I Miss the “Together”

I’ve generally never felt like I needed people around me on a regular basis. In fact, more often than not, I need my alone time. March 11 was the last day I was in the office before I began working from home full time. I work from home a lot, so the first few weeks didn’t phase me. The state went into lockdown, closing non-essential business, and I was fine. By the end of March, I had even come to terms with the fact I wouldn’t get to see Italy for the first time like I planned.

It wasn’t until we stepped into April when the sun consistently showed, the flowers started to bloom, the birds started singing, and temperatures stayed unseasonably warm, that I felt the effects of everything starting to build in me. Typically, the Seattle area doesn’t get this nice so early in the year. It’s making me ache for the summer I’ve been waiting for since October.

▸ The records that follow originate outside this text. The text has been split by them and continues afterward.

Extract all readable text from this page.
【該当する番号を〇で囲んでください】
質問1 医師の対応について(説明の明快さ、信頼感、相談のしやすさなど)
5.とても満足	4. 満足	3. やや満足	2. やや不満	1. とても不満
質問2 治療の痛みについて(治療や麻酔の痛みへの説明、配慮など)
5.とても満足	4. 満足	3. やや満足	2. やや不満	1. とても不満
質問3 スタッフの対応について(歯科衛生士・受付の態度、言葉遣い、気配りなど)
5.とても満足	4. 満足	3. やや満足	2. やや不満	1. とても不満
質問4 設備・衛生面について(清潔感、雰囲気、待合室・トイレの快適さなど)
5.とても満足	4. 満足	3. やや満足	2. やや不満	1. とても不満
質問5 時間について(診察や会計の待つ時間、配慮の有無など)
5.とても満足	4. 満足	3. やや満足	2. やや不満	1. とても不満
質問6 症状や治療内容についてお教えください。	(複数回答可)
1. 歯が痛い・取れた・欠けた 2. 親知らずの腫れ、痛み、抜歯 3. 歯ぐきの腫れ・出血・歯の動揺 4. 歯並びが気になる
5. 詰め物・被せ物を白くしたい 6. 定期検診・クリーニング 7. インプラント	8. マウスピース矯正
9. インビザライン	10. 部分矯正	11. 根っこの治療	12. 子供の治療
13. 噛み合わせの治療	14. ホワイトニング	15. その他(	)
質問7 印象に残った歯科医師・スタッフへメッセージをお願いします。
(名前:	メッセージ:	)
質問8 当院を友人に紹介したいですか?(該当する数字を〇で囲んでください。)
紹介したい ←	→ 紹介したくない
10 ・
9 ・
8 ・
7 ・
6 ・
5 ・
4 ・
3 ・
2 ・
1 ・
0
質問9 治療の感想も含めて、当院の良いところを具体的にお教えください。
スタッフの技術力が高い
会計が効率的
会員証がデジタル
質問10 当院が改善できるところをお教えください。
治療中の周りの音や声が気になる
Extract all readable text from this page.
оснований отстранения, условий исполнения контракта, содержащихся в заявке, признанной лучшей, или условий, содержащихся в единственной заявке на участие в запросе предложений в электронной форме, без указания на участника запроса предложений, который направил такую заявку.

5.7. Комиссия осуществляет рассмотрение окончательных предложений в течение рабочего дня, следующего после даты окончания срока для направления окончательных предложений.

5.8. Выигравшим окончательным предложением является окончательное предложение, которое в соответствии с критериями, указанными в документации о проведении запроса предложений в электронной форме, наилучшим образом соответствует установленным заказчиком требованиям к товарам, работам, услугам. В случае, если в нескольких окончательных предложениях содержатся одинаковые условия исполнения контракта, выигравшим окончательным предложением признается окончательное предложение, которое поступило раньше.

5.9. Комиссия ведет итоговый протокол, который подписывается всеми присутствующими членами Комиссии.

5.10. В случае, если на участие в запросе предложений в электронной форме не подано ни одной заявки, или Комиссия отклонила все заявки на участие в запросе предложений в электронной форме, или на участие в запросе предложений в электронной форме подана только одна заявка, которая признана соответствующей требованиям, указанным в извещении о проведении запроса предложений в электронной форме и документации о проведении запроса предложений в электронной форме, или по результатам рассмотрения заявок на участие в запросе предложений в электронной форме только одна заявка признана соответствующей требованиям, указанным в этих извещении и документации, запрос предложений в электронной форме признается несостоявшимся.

Another blow came when my company furloughed over 10% of the company for the next three months. I’m not furloughed, but those of us staying will have our pay cut for the next three months. They tell us this is a conservative estimate to ensure our furloughed colleagues can return. This amount of time scares me. Three months from now puts us in late July. Though there’s no telling if the planned return of my colleagues and the time needed to social distance coincide, the thought of distancing deep into the most beautiful season of the year hurts.

I try not to think about it, but I can’t help it sometimes. Summer is when we can enjoy sunsets past 9pm. It’s when we can sit on the soft green grass of an amphitheater,  listening to a favorite band. It’s when we can catch happy hour on the floating deck of Ivar’s as boats and kayakers drift by on Lake Union. It’s when we can float lazily down the river, absorbing the sun and water in one. It’s driving through the mountains with the windows down, sun streaming through the car and the music blasting. It’s shorts, sandals, and tan lines. It’s drive-in burgers and shakes. It’s hikes and camping. It’s the smell of bonfire smoke on your clothes. It’s enjoying a wine tasting on a sun-drenched patio. It’s barbecues and fireworks. It’s sipping a beer while you watch baseball and the sunset, simultaneously. It’s strolling around the farmers market, smelling the fruit and admiring the beauty of the flower bouquets. It’s festivals, movies in the park, and car shows. It’s backyard hangs and home projects. It’s people watching at the beach. It’s picnics in the park. It’s road trips. It’s ice cream cones.

So while I’m not always the first person to need people around me at all times, I do need the things I experience with other people. The experiences I look forward to each year, and sometimes take for granted, is what enriches the memories I have with the people in my life. I do miss my friends and family. But most importantly, I miss the things we do together.